Действительно, «Москвич» остановился у мрачного обшарпанного здания городского морга, и доктор, поблагодарив Дубова, побежал исполнять служебный долг. А Василий, весь в мрачных думах, отправился к себе в контору.
Войдя в Бизнес-центр, Василий, как обычно по утрам, поинтересовался у Родионыча, нет ли ему чего.

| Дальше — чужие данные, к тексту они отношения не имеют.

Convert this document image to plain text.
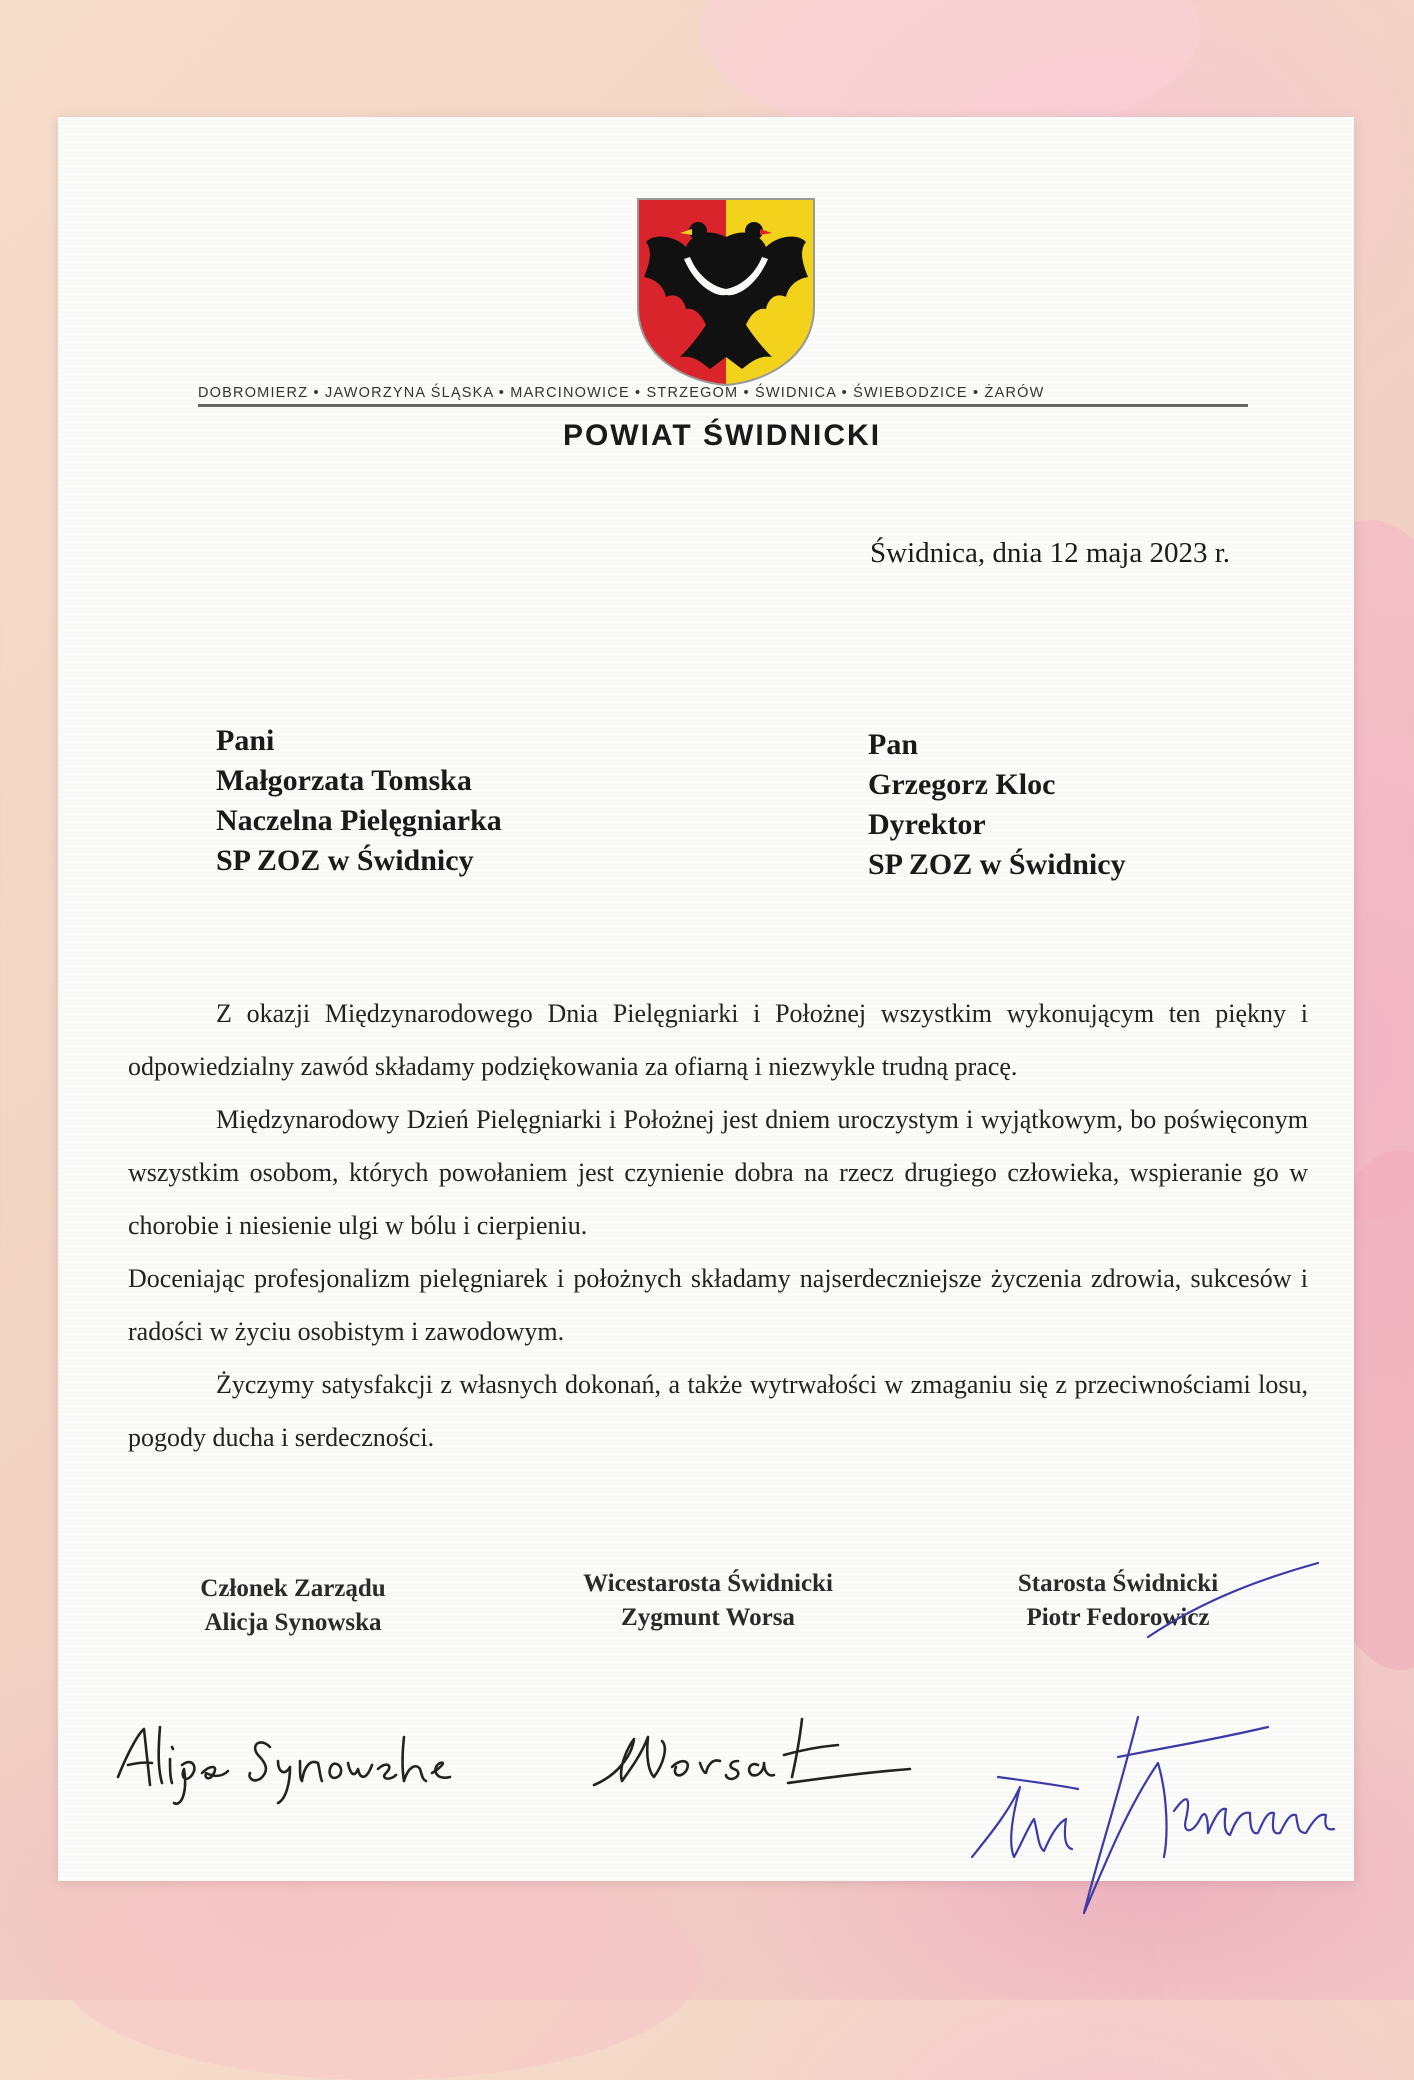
DOBROMIERZ • JAWORZYNA ŚLĄSKA • MARCINOWICE • STRZEGOM • ŚWIDNICA • ŚWIEBODZICE • ŻARÓW
POWIAT ŚWIDNICKI
Świdnica, dnia 12 maja 2023 r.
Pani
Małgorzata Tomska
Naczelna Pielęgniarka
SP ZOZ w Świdnicy
Pan
Grzegorz Kloc
Dyrektor
SP ZOZ w Świdnicy

Z okazji Międzynarodowego Dnia Pielęgniarki i Położnej wszystkim wykonującym ten piękny i odpowiedzialny zawód składamy podziękowania za ofiarną i niezwykle trudną pracę.

Międzynarodowy Dzień Pielęgniarki i Położnej jest dniem uroczystym i wyjątkowym, bo poświęconym wszystkim osobom, których powołaniem jest czynienie dobra na rzecz drugiego człowieka, wspieranie go w chorobie i niesienie ulgi w bólu i cierpieniu.

Doceniając profesjonalizm pielęgniarek i położnych składamy najserdeczniejsze życzenia zdrowia, sukcesów i radości w życiu osobistym i zawodowym.

Życzymy satysfakcji z własnych dokonań, a także wytrwałości w zmaganiu się z przeciwnościami losu, pogody ducha i serdeczności.

Członek Zarządu
Alicja Synowska
Wicestarosta Świdnicki
Zygmunt Worsa
Starosta Świdnicki
Piotr Fedorowicz
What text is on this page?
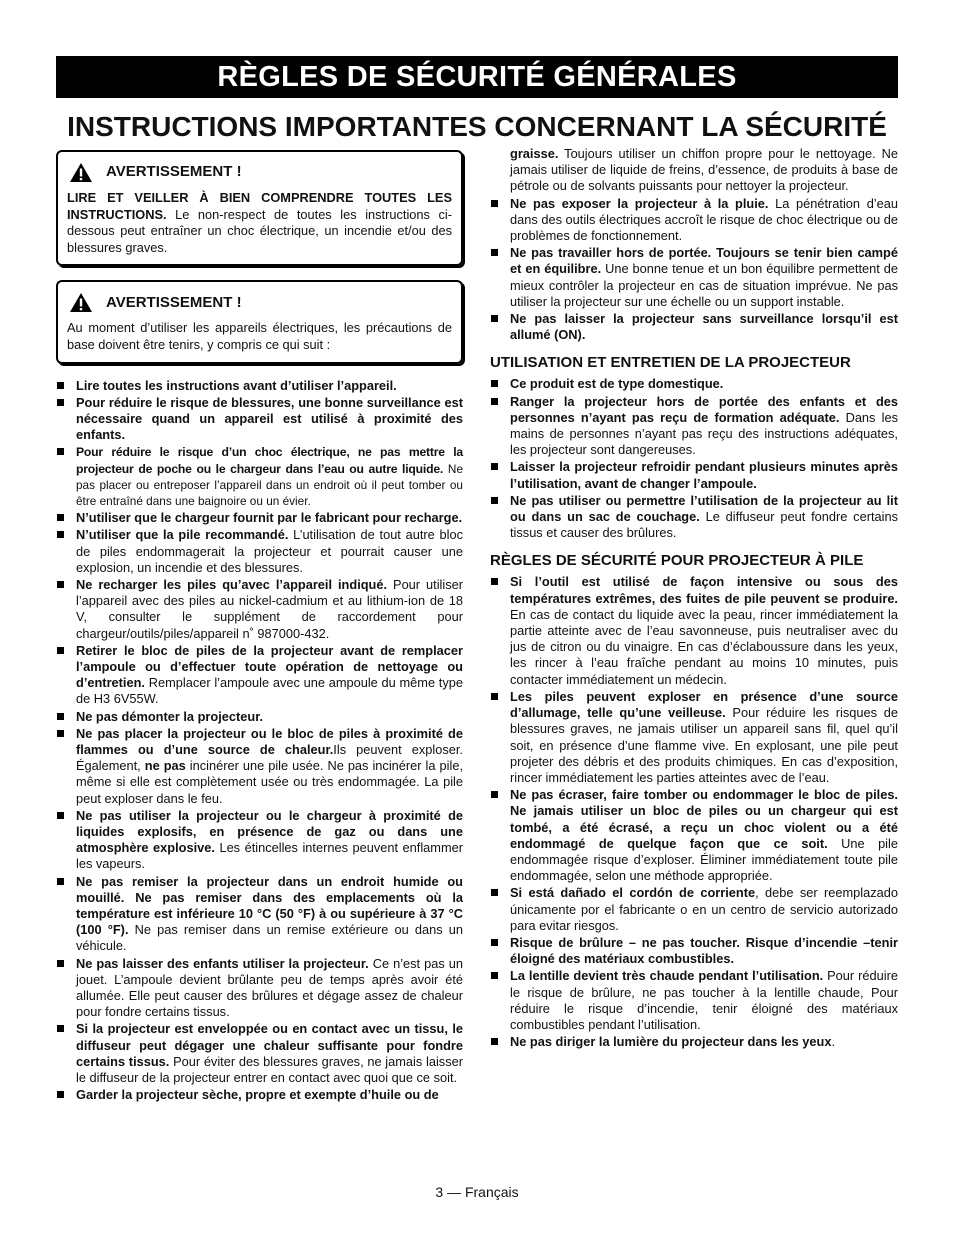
RÈGLES DE SÉCURITÉ GÉNÉRALES
INSTRUCTIONS IMPORTANTES CONCERNANT LA SÉCURITÉ
AVERTISSEMENT !
LIRE ET VEILLER À BIEN COMPRENDRE TOUTES LES INSTRUCTIONS. Le non-respect de toutes les instructions ci-dessous peut entraîner un choc électrique, un incendie et/ou des blessures graves.
AVERTISSEMENT !
Au moment d’utiliser les appareils électriques, les précautions de base doivent être tenirs, y compris ce qui suit :
Lire toutes les instructions avant d’utiliser l’appareil.
Pour réduire le risque de blessures, une bonne surveillance est nécessaire quand un appareil est utilisé à proximité des enfants.
Pour réduire le risque d’un choc électrique, ne pas mettre la projecteur de poche ou le chargeur dans l’eau ou autre liquide. Ne pas placer ou entreposer l’appareil dans un endroit où il peut tomber ou être entraîné dans une baignoire ou un évier.
N’utiliser que le chargeur fournit par le fabricant pour recharge.
N’utiliser que la pile recommandé. L’utilisation de tout autre bloc de piles endommagerait la projecteur et pourrait causer une explosion, un incendie et des blessures.
Ne recharger les piles qu’avec l’appareil indiqué. Pour utiliser l’appareil avec des piles au nickel-cadmium et au lithium-ion de 18 V, consulter le supplément de raccordement pour chargeur/outils/piles/appareil n˚ 987000-432.
Retirer le bloc de piles de la projecteur avant de remplacer l’ampoule ou d’effectuer toute opération de nettoyage ou d’entretien. Remplacer l’ampoule avec une ampoule du même type de H3 6V55W.
Ne pas démonter la projecteur.
Ne pas placer la projecteur ou le bloc de piles à proximité de flammes ou d’une source de chaleur.Ils peuvent exploser. Également, ne pas incinérer une pile usée. Ne pas incinérer la pile, même si elle est complètement usée ou très endommagée. La pile peut exploser dans le feu.
Ne pas utiliser la projecteur ou le chargeur à proximité de liquides explosifs, en présence de gaz ou dans une atmosphère explosive. Les étincelles internes peuvent enflammer les vapeurs.
Ne pas remiser la projecteur dans un endroit humide ou mouillé. Ne pas remiser dans des emplacements où la température est inférieure 10 °C (50 °F) à ou supérieure à 37 °C (100 °F). Ne pas remiser dans un remise extérieure ou dans un véhicule.
Ne pas laisser des enfants utiliser la projecteur. Ce n’est pas un jouet. L’ampoule devient brûlante peu de temps après avoir été allumée. Elle peut causer des brûlures et dégage assez de chaleur pour fondre certains tissus.
Si la projecteur est enveloppée ou en contact avec un tissu, le diffuseur peut dégager une chaleur suffisante pour fondre certains tissus. Pour éviter des blessures graves, ne jamais laisser le diffuseur de la projecteur entrer en contact avec quoi que ce soit.
Garder la projecteur sèche, propre et exempte d’huile ou de
graisse. Toujours utiliser un chiffon propre pour le nettoyage. Ne jamais utiliser de liquide de freins, d’essence, de produits à base de pétrole ou de solvants puissants pour nettoyer la projecteur.
Ne pas exposer la projecteur à la pluie. La pénétration d’eau dans des outils électriques accroît le risque de choc électrique ou de problèmes de fonctionnement.
Ne pas travailler hors de portée. Toujours se tenir bien campé et en équilibre. Une bonne tenue et un bon équilibre permettent de mieux contrôler la projecteur en cas de situation imprévue. Ne pas utiliser la projecteur sur une échelle ou un support instable.
Ne pas laisser la projecteur sans surveillance lorsqu’il est allumé (ON).
UTILISATION ET ENTRETIEN DE LA PROJECTEUR
Ce produit est de type domestique.
Ranger la projecteur hors de portée des enfants et des personnes n’ayant pas reçu de formation adéquate. Dans les mains de personnes n’ayant pas reçu des instructions adéquates, les projecteur sont dangereuses.
Laisser la projecteur refroidir pendant plusieurs minutes après l’utilisation, avant de changer l’ampoule.
Ne pas utiliser ou permettre l’utilisation de la projecteur au lit ou dans un sac de couchage. Le diffuseur peut fondre certains tissus et causer des brûlures.
RÈGLES DE SÉCURITÉ POUR PROJECTEUR À PILE
Si l’outil est utilisé de façon intensive ou sous des températures extrêmes, des fuites de pile peuvent se produire. En cas de contact du liquide avec la peau, rincer immédiatement la partie atteinte avec de l’eau savonneuse, puis neutraliser avec du jus de citron ou du vinaigre. En cas d’éclaboussure dans les yeux, les rincer à l’eau fraîche pendant au moins 10 minutes, puis contacter immédiatement un médecin.
Les piles peuvent exploser en présence d’une source d’allumage, telle qu’une veilleuse. Pour réduire les risques de blessures graves, ne jamais utiliser un appareil sans fil, quel qu’il soit, en présence d’une flamme vive. En explosant, une pile peut projeter des débris et des produits chimiques. En cas d’exposition, rincer immédiatement les parties atteintes avec de l’eau.
Ne pas écraser, faire tomber ou endommager le bloc de piles. Ne jamais utiliser un bloc de piles ou un chargeur qui est tombé, a été écrasé, a reçu un choc violent ou a été endommagé de quelque façon que ce soit. Une pile endommagée risque d’exploser. Éliminer immédiatement toute pile endommagée, selon une méthode appropriée.
Si está dañado el cordón de corriente, debe ser reemplazado únicamente por el fabricante o en un centro de servicio autorizado para evitar riesgos.
Risque de brûlure – ne pas toucher. Risque d’incendie –tenir éloigné des matériaux combustibles.
La lentille devient très chaude pendant l’utilisation. Pour réduire le risque de brûlure, ne pas toucher à la lentille chaude, Pour réduire le risque d’incendie, tenir éloigné des matériaux combustibles pendant l’utilisation.
Ne pas diriger la lumière du projecteur dans les yeux.
3 — Français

— Есть! — радостно ответил вахтер и протянул Дубову несколько листков с аккуратной распечаткой. — Нет, это не почта, а Маша просила передать. Говорит, получила поздно вечером по Интернету.
Детектив отметил, что на сей раз Родионыч произнес это слово хоть и не без запинки, но правильно.
— Спасибо, это очень кстати, — поблагодарил Василий и так резво поспешил к себе в контору, что едва не наскочил на Фросино ведро с водой, неосторожно оставленное чуть не посреди лестницы.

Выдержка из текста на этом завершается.